In November 2012 the arrangements for policing in England and Wales will change. The duties of the police authorities to direct local policing priorities will pass to an elected Police and Crime Commissioner. Elected police commissioners will have power to set strategic policy for local policing, and can hire and fire the local chief constable.
They will be able to have a small secretariat of staff to carry out their functions.
The commissioner will be expected, notwithstanding the fact that they will be directly elected, to liaise closely with other local agencies, and to develop the police and crime plan in a consensual manner (this is a legal requirement under section 10 of the Act).
Scrutinising the commissioner will be the Police and Crime Panel. This is a body most of whose members must be local councillors (at least ten). At least two members must be co-optees, meaning that each PCP will be a minimum of 12 people in size. The largest PCP will have twenty members. Further details on the role and composition of the PCP can be found in this guidance, jointly produced by the CfPS and the LGA.
The detailed powers of the PCP are set out in the Police Reform and Social Responsibility Act 2011. They include powers of veto over certain of the commissioner's responsibility. The PCP will be expected to support the commissioner in his or her work.

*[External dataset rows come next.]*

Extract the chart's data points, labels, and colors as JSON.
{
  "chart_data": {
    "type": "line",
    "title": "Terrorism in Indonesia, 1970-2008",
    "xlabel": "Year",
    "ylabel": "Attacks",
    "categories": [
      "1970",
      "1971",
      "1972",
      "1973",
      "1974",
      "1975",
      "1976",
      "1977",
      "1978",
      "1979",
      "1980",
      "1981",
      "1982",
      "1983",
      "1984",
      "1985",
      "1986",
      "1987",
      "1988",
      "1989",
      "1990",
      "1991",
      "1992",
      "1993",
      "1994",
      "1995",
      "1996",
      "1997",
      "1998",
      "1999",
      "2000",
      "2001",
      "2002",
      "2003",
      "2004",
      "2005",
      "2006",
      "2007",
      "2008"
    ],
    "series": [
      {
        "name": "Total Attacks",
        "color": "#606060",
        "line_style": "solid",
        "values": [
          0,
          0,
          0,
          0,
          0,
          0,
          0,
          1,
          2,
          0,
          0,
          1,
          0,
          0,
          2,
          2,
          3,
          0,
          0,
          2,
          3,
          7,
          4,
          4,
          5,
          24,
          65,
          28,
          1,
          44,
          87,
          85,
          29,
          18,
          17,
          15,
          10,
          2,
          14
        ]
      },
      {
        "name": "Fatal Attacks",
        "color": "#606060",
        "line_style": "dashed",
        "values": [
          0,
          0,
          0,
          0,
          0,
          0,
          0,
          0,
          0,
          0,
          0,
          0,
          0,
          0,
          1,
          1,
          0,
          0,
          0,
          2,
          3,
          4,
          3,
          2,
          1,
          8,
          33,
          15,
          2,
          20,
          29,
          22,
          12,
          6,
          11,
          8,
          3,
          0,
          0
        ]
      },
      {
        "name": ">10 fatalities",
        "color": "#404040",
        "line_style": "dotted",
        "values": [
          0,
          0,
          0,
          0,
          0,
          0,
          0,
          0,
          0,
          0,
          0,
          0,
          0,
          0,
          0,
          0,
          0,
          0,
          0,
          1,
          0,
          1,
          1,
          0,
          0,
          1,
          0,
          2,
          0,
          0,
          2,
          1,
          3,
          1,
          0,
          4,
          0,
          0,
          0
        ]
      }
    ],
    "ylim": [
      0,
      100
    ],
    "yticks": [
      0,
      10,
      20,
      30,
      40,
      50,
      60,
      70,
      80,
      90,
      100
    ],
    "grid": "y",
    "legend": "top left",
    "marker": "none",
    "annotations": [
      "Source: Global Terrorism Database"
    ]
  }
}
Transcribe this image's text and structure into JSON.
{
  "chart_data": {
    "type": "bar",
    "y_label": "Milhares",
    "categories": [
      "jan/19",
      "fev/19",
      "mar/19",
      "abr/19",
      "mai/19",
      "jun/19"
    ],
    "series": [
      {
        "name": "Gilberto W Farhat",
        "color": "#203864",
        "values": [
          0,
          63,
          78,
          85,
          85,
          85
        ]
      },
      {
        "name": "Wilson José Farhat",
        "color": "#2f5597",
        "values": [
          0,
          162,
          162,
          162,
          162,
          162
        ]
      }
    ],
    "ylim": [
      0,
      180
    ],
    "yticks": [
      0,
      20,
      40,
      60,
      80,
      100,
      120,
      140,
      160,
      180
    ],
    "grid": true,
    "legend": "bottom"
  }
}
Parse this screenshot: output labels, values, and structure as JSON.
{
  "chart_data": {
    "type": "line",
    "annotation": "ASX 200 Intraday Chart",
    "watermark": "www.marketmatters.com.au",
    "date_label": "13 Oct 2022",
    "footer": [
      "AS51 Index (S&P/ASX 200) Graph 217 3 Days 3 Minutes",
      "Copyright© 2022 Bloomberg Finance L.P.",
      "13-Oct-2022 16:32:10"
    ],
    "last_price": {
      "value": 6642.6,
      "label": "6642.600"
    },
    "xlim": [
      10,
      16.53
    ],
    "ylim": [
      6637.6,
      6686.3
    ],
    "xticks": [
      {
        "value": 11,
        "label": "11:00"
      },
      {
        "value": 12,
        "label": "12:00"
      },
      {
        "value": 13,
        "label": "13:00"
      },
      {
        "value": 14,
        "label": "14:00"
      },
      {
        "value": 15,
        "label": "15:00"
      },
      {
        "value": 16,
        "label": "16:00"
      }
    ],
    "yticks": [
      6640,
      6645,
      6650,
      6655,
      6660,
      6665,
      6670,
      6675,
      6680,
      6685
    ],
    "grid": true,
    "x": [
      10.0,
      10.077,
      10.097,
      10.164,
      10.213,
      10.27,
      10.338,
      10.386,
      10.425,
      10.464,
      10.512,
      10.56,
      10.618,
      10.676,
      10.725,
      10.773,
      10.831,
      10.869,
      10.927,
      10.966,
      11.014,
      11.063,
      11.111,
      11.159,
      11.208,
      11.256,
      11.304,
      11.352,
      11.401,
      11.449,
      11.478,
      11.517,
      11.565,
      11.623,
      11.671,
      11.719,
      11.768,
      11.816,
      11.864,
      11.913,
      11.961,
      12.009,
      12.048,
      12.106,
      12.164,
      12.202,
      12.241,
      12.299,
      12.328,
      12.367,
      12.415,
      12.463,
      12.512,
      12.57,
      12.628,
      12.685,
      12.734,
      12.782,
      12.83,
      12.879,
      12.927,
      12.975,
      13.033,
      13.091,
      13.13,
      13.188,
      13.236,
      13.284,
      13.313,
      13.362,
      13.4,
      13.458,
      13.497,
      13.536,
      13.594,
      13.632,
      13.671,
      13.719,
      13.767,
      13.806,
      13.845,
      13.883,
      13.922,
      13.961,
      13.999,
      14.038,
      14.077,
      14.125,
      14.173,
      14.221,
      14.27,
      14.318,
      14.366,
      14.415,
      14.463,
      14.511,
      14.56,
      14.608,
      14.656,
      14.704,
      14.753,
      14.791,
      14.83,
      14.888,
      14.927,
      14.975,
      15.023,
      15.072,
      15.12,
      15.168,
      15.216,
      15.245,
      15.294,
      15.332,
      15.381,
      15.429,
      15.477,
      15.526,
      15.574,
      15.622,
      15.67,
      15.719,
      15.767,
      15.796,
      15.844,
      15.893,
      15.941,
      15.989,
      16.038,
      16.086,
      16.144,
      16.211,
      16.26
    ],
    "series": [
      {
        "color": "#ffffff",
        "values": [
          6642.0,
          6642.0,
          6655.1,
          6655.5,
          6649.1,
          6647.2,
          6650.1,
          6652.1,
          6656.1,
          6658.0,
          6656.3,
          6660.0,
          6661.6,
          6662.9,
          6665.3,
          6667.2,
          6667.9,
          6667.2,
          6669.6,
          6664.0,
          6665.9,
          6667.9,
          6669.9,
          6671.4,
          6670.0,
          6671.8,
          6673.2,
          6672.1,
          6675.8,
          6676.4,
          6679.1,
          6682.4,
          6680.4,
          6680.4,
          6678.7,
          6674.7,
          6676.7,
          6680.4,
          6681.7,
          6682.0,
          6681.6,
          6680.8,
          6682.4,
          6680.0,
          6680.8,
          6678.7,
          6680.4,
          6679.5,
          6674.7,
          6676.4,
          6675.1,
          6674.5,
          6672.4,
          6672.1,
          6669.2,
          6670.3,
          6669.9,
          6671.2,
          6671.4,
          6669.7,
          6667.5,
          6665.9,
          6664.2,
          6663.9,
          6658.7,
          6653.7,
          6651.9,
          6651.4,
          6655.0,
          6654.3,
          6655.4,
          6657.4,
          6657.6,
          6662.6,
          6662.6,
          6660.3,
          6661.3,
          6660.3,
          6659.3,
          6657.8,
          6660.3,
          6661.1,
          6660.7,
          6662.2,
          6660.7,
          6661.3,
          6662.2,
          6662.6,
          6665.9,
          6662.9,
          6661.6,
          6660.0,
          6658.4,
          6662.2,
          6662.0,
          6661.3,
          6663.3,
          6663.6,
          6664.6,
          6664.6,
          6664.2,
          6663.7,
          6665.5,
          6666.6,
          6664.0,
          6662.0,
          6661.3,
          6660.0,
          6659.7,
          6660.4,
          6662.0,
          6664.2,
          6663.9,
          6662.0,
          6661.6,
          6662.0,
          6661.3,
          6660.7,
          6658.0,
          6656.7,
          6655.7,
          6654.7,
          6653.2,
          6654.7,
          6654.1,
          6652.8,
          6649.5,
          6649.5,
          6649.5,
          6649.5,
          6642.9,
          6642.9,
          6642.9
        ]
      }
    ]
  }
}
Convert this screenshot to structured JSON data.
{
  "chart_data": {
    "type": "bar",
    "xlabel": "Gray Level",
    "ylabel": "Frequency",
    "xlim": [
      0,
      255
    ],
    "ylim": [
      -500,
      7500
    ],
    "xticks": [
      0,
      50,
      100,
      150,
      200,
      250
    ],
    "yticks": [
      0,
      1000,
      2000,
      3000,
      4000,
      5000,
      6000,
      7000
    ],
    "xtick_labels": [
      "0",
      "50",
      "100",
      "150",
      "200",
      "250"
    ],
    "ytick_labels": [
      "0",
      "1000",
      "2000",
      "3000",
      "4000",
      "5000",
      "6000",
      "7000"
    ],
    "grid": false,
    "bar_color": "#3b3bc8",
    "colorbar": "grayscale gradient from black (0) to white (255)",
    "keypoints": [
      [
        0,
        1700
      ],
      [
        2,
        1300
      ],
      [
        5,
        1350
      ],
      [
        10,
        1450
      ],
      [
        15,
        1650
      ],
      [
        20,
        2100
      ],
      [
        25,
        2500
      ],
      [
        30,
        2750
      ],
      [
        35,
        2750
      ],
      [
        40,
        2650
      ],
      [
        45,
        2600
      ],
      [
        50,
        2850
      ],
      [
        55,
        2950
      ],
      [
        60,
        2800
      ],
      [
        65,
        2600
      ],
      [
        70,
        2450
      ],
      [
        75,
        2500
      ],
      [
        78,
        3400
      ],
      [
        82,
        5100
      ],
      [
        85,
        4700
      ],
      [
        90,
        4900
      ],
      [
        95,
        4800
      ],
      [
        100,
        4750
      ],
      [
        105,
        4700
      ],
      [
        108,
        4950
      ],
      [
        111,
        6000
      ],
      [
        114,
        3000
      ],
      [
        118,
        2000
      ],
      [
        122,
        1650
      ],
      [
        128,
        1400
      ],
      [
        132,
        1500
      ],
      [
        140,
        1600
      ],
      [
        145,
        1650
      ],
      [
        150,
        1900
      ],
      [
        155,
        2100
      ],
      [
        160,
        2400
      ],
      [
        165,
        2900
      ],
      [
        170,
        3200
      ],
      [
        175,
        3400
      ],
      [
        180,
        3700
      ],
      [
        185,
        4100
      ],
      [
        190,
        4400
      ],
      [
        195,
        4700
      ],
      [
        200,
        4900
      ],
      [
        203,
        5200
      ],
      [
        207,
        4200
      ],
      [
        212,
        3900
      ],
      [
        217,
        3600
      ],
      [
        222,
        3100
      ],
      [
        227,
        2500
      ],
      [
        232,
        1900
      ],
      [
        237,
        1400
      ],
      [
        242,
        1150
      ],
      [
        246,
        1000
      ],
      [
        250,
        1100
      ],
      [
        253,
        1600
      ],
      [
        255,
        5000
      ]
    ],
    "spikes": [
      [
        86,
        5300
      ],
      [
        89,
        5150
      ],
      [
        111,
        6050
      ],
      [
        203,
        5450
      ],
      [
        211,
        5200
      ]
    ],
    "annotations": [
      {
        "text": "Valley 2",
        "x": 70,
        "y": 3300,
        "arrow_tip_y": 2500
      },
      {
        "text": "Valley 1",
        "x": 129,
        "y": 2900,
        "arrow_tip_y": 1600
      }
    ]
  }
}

Community safety partnerships
The Crime and Disorder Act 1998 established Crime and Disorder Reduction Partnerships (CDRPs) in recognition of the fact that local partners need to work together to protect the public from crime. In 2006, the Police and Justice Act established a new framework for holding CDRPs to account through the establishment of crime and disorder scrutiny committees in local authorities. Regulations and guidance were published in 2009. The guidance was co-authored by CfPS and the Local Government Information Unit on behalf of the Home Office, in consultation with local scrutiny practitioners.
In 2011 the Home Office consulted informally to discern whether changes in the regulations were required. No changes were in the end proposed, and the legal position regarding scrutiny of community safety partnerships - including the regulations and guidance - remains.